During orientation, we have our first ISG meeting. ISG stands for Integrated Study Groups. The purpose of this first meeting is to discuss note taking, review Hawkins v. Masters, and going over the syllabus.
Note taking should be organized in the way that best benefits yourself. Whether you write by hand, by computer, highlighting, etc. find a method that works for you.
Quite often, if you write by hand, there will be certain professors who go too quick for handwriting. You may need to use a computer to take those notes.
Hawkins v. Masters
2003 WL 21555767
Federal court resolving a jurisdictional issue between Kansas and Missouri
Hawkins, Baldwin, and Creal
Should the court dismiss the case for lack of jurisdiction diversity? Was Mr. Creal a citizen of Kansas or Missouri at the time of his death?
Rule 12(b)(1) Motion to dismiss standard. There are 2 paths one can take to motion for dismissal.
“(1) a facial attack on the sufficiency of the complaint’s allegations as to subject matter jurisdiction; or (2) a challenge to the actual facts upon which subject matter jurisdiction is based.
Here is my attempt to restate the rule.
- Attack the facts on the sufficiency of the allegations as to subject matter jurisdiction (meaning, attack the facts because they do not provide enough substantial evidence to show jurisdiction of the subject).
- Challenge the actual facts.
Here, the defendants choose the first path of of meeting this standard.

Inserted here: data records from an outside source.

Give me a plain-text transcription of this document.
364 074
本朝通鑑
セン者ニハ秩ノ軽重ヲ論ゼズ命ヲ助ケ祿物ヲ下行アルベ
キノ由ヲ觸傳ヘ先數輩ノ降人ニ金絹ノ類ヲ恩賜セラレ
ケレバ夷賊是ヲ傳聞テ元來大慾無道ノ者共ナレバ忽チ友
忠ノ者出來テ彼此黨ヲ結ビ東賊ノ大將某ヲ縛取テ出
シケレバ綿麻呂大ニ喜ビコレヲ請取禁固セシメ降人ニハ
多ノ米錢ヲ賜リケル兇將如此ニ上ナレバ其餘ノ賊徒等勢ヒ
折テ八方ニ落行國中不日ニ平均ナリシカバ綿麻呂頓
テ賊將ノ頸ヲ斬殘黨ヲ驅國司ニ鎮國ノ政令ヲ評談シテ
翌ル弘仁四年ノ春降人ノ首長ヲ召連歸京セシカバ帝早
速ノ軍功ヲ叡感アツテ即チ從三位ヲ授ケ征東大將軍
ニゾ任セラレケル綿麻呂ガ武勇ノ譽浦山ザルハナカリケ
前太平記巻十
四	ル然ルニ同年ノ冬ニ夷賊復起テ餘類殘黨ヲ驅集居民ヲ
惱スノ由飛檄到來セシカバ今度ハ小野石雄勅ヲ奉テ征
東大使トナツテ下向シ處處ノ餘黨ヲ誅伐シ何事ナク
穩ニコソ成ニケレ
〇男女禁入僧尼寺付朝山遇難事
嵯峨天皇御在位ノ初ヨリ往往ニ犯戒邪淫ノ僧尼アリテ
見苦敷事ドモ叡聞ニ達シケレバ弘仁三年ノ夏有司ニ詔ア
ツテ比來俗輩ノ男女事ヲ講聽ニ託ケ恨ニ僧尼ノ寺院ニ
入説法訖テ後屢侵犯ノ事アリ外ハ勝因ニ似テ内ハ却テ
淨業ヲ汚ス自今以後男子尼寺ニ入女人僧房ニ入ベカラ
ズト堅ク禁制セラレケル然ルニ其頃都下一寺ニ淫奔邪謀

Further, a person is considered a citizen of the State if the person is “domiciled” in that state. Domicile is the presence of mind of adults residing in a location with the intent to remain there.
There is not enough evidence that subject matter jurisdiction has been met. Mr. Creal was a citizen of the State of Kansas, not Missouri. The motion to dismiss is approved, case closed.

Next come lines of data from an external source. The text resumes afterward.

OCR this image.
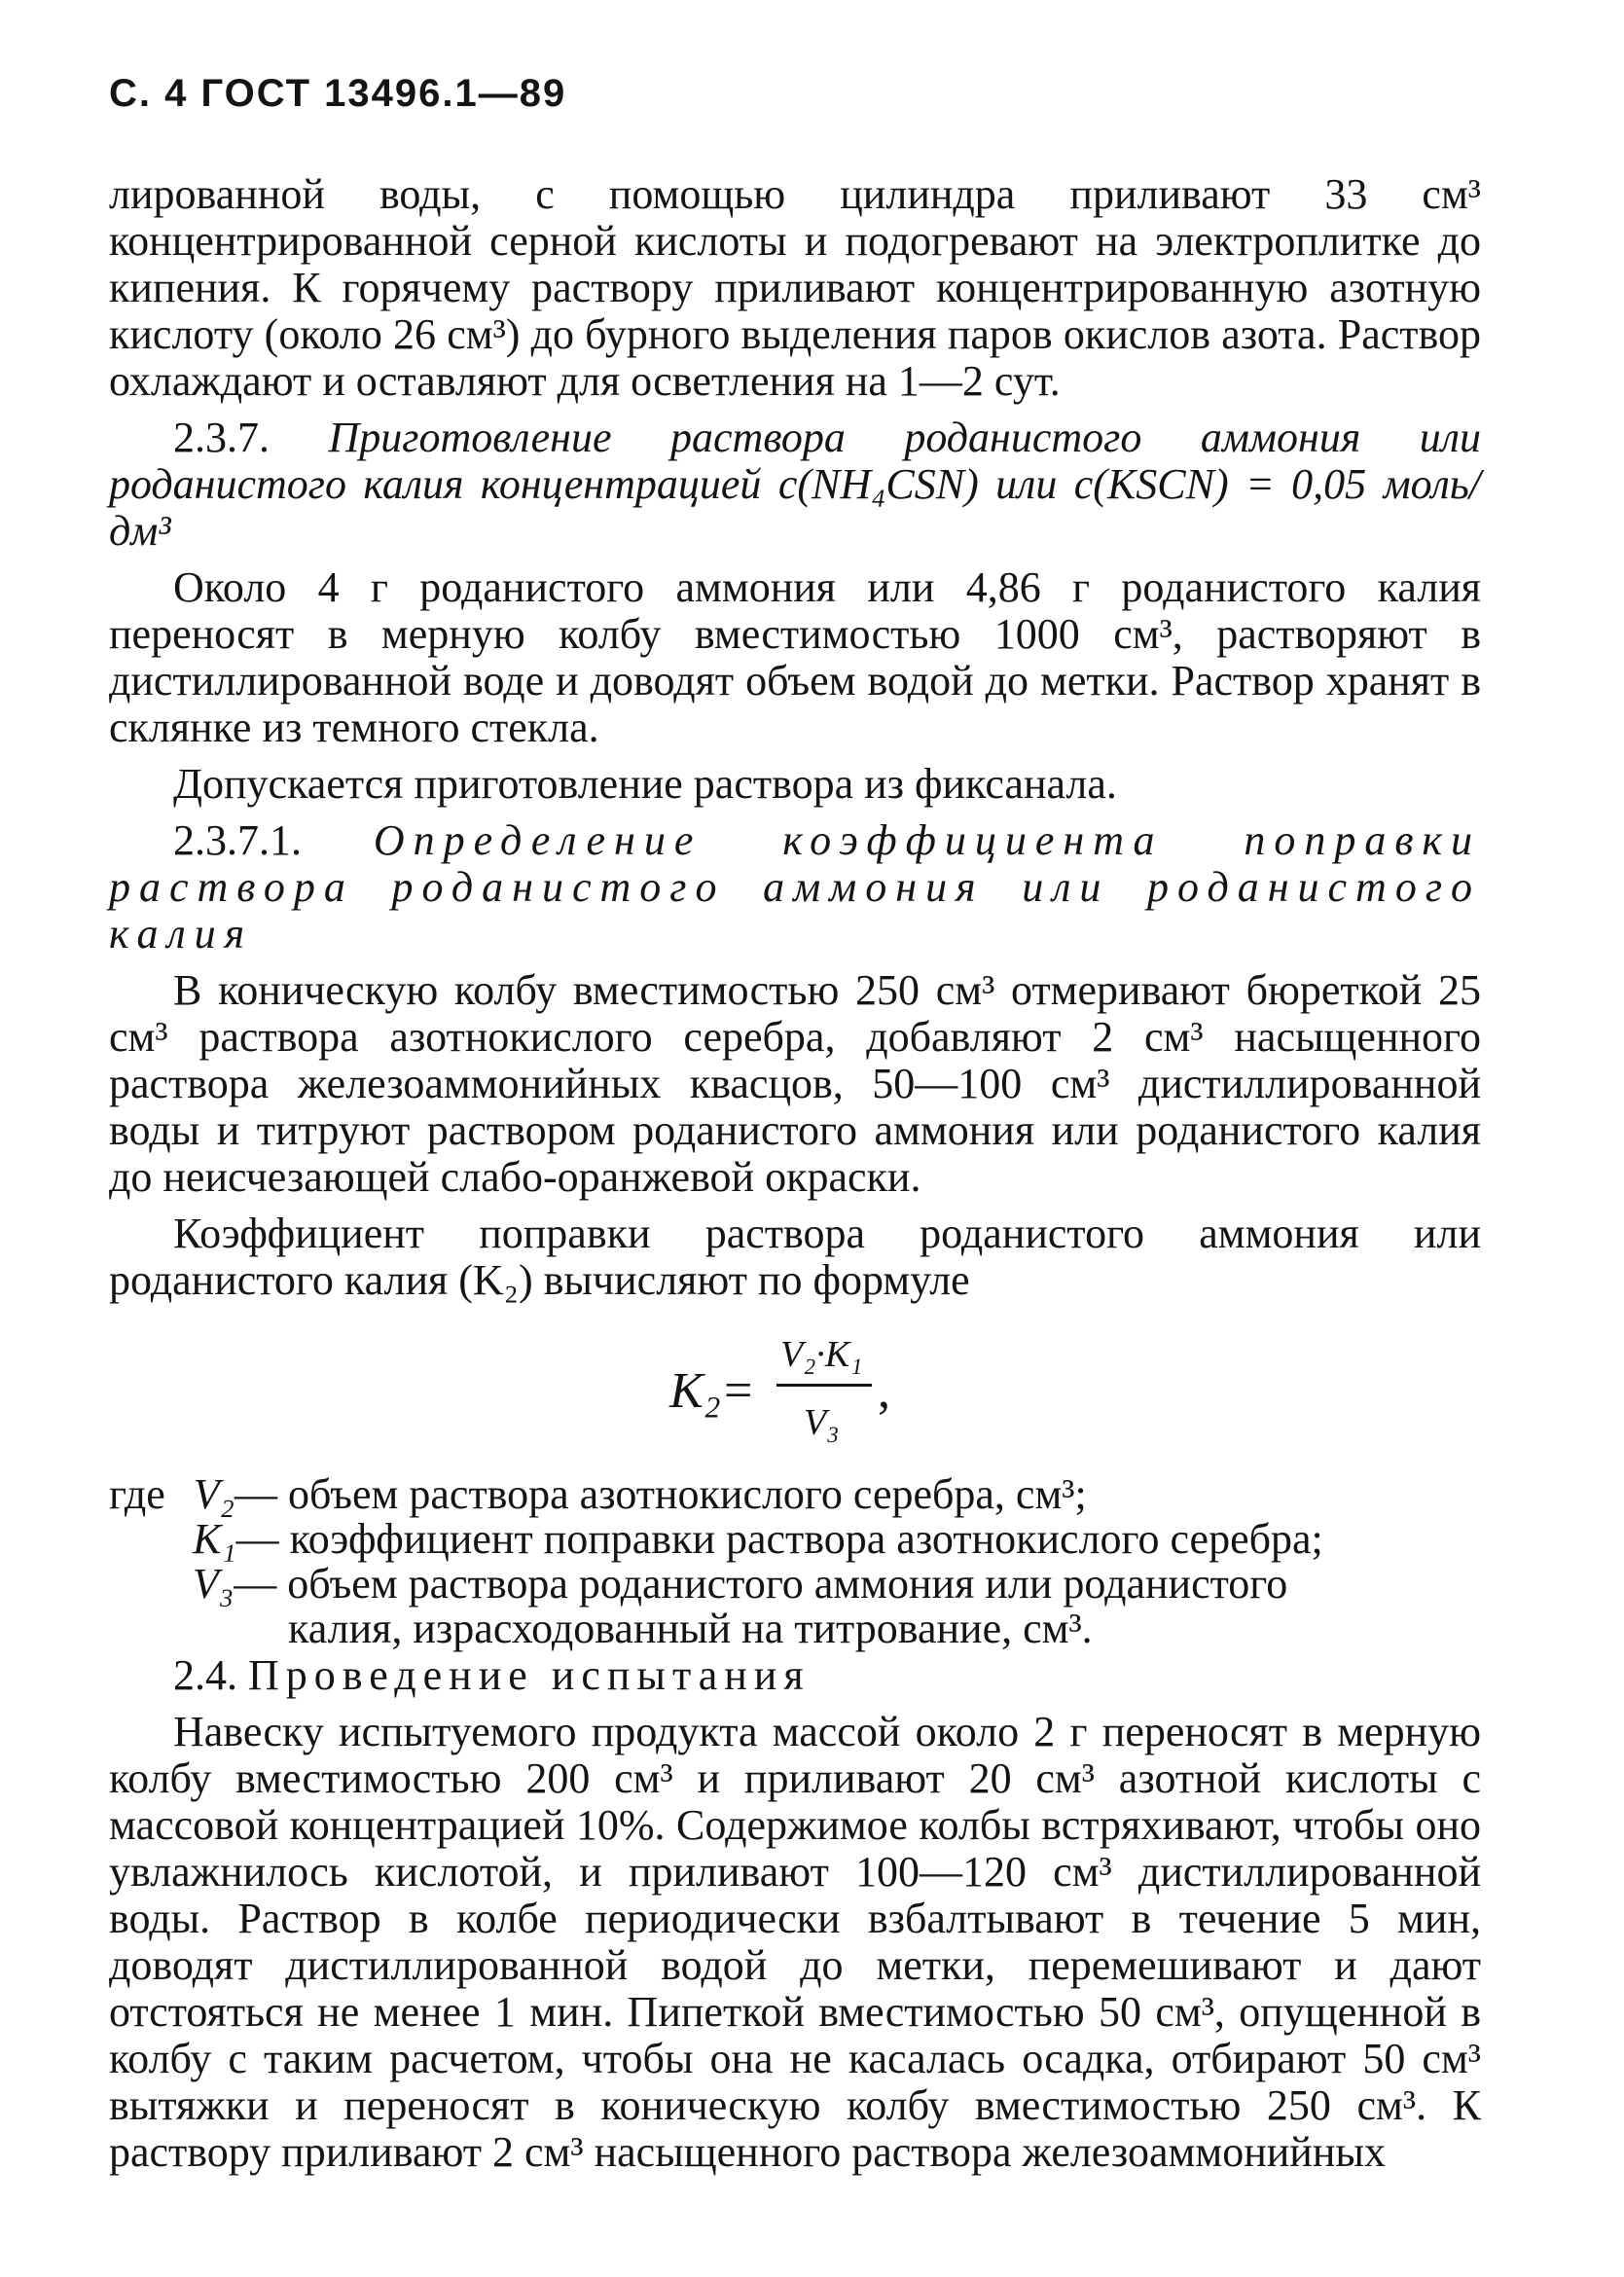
С. 4 ГОСТ 13496.1—89

лированной воды, с помощью цилиндра приливают 33 см³ концентрированной серной кислоты и подогревают на электроплитке до кипения. К горячему раствору приливают концентрированную азотную кислоту (около 26 см³) до бурного выделения паров окислов азота. Раствор охлаждают и оставляют для осветления на 1—2 сут.

2.3.7. Приготовление раствора роданистого аммония или роданистого калия концентрацией c(NH₄CSN) или c(KSCN) = 0,05 моль/дм³

Около 4 г роданистого аммония или 4,86 г роданистого калия переносят в мерную колбу вместимостью 1000 см³, растворяют в дистиллированной воде и доводят объем водой до метки. Раствор хранят в склянке из темного стекла.

Допускается приготовление раствора из фиксанала.

2.3.7.1. Определение коэффициента поправки раствора роданистого аммония или роданистого калия

В коническую колбу вместимостью 250 см³ отмеривают бюреткой 25 см³ раствора азотнокислого серебра, добавляют 2 см³ насыщенного раствора железоаммонийных квасцов, 50—100 см³ дистиллированной воды и титруют раствором роданистого аммония или роданистого калия до неисчезающей слабо-оранжевой окраски.

Коэффициент поправки раствора роданистого аммония или роданистого калия (K₂) вычисляют по формуле

K₂=
V₂·K₁
V₃
,
где V₂— объем раствора азотнокислого серебра, см³;
K₁— коэффициент поправки раствора азотнокислого серебра;
V₃— объем раствора роданистого аммония или роданистого
калия, израсходованный на титрование, см³.

2.4. Проведение испытания

Навеску испытуемого продукта массой около 2 г переносят в мерную колбу вместимостью 200 см³ и приливают 20 см³ азотной кислоты с массовой концентрацией 10%. Содержимое колбы встряхивают, чтобы оно увлажнилось кислотой, и приливают 100—120 см³ дистиллированной воды. Раствор в колбе периодически взбалтывают в течение 5 мин, доводят дистиллированной водой до метки, перемешивают и дают отстояться не менее 1 мин. Пипеткой вместимостью 50 см³, опущенной в колбу с таким расчетом, чтобы она не касалась осадка, отбирают 50 см³ вытяжки и переносят в коническую колбу вместимостью 250 см³. К раствору приливают 2 см³ насыщенного раствора железоаммонийных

Mr. Creal was involved in an automobile accident with the Masters (residents of Kansas) and killed. About a year prior to this event he was living in Missouri where he would return from work and retire for the evening. He began dating Mrs. Creal and soon he began to move his personal belongings into her apartment. About 2 months prior to the incident, they moved to another place, combined bank accounts, he started paying the bills, and married. At the time of his death, his place of residence was Kansas.

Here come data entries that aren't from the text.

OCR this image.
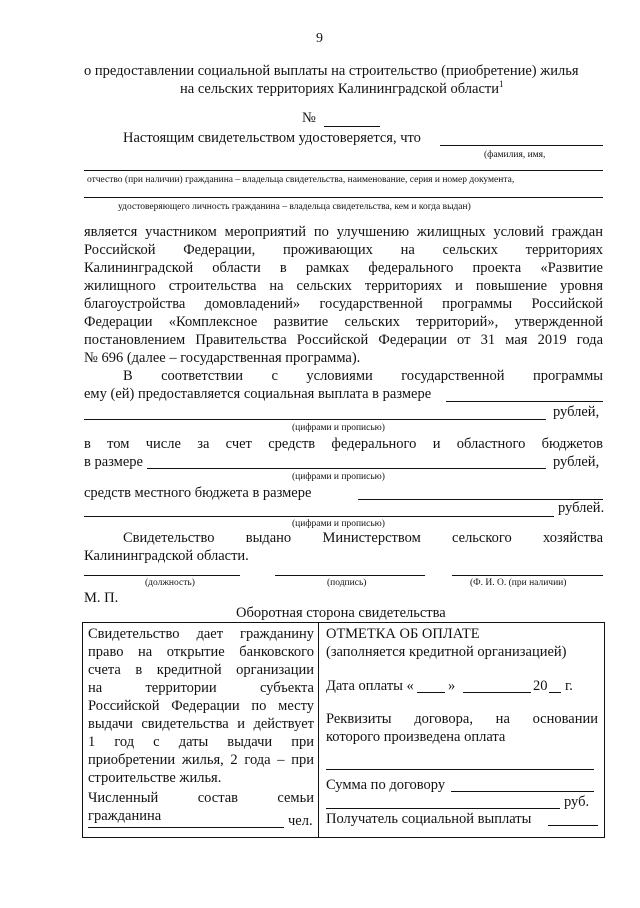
9
о предоставлении социальной выплаты на строительство (приобретение) жилья
на сельских территориях Калининградской области$^1$
№
Настоящим свидетельством удостоверяется, что
(фамилия, имя,
отчество (при наличии) гражданина – владельца свидетельства, наименование, серия и номер документа,
удостоверяющего личность гражданина – владельца свидетельства, кем и когда выдан)
является участником мероприятий по улучшению жилищных условий граждан
Российской Федерации, проживающих на сельских территориях
Калининградской области в рамках федерального проекта «Развитие
жилищного строительства на сельских территориях и повышение уровня
благоустройства домовладений» государственной программы Российской
Федерации «Комплексное развитие сельских территорий», утвержденной
постановлением Правительства Российской Федерации от 31 мая 2019 года
№ 696 (далее – государственная программа).
В соответствии с условиями государственной программы
ему (ей) предоставляется социальная выплата в размере
рублей,
(цифрами и прописью)
в том числе за счет средств федерального и областного бюджетов
в размере	рублей,
(цифрами и прописью)
средств местного бюджета в размере
рублей.
(цифрами и прописью)
Свидетельство выдано Министерством сельского хозяйства
Калининградской области.
(должность)	(подпись)	(Ф. И. О. (при наличии)
М. П.
Оборотная сторона свидетельства
Свидетельство дает гражданину
право на открытие банковского
счета в кредитной организации
на территории субъекта
Российской Федерации по месту
выдачи свидетельства и действует
1 год с даты выдачи при
приобретении жилья, 2 года – при
строительстве жилья.
Численный состав семьи
гражданина	чел.
ОТМЕТКА ОБ ОПЛАТЕ
(заполняется кредитной организацией)
Дата оплаты « »	20 г.
Реквизиты договора, на основании
которого произведена оплата
Сумма по договору
руб.
Получатель социальной выплаты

However, he still had ties to Missouri. His car was registered in Missouri, he collected mail in Missouri, etc. The Creals are attempting to find federal jurisdiction because of the diversity of State lines.
The court needs to determine his citizenship to evaluate whether the federal court has jurisdiction.
Although probably not vitally important, I should mention the relation of Hawkins to Creal. Hawkins is the estate representative of Mr. Creal. Although she is a resident of Missouri, it is Creal’s residency that matters here.
The court lists the several things that Creal had done to establish residency in the State of Kansas. This included moving some furniture, clothing, remaining at the place of residency, and having no intent to move away. Further, in the disposition, Mrs. Creal said that they had tossed around the idea of moving back to Kansas, but they made no effort to look for a place of residence. Therefore, this “floating intent” did not establish residency in Missouri.
The defense attempts to argue the the other effects of Mr. Creal was reason enough to establish residency in Missouri (along with the fact that he lived in Missouri for most of his life). These effects included vehicle registration, collecting mail, and visiting his mother on the weekends. However, the court says that this is not enough and his actions would lead people to believe he had the intent to remain in the Kansas residence.
Therefore, the defense’s motion to dismiss the case is upheld for lack of subject matter jurisdiction.
Why should we care?
We learn two things from this case. First, what it takes to motion for a case dismissal (notes will be expanded with further knowledge). Second, we learn how to show evidence of subject matter jurisdiction. For instance, in this case we were looking for a subject matter that proved the diversity of State citizenship between the two parties (one needs to be from Kansas and the other from Missouri for this to have federal jurisdiction). Because the court determines that there is no jurisdiction, they are not allowed to adjudicate the case. Therefore the motion to dismiss is upheld and the case is closed.
I am curious to see why they went for federal jurisdiction instead of state and if they would be able to refile the complaint in a the Kansas courts.
The content contained in this article may contain inaccuracies and is not intended to reflect the opinions, views, beliefs, or practices of any academic professor or publication. Instead, this content is a reflection on the author’s understanding of the law and legal practices.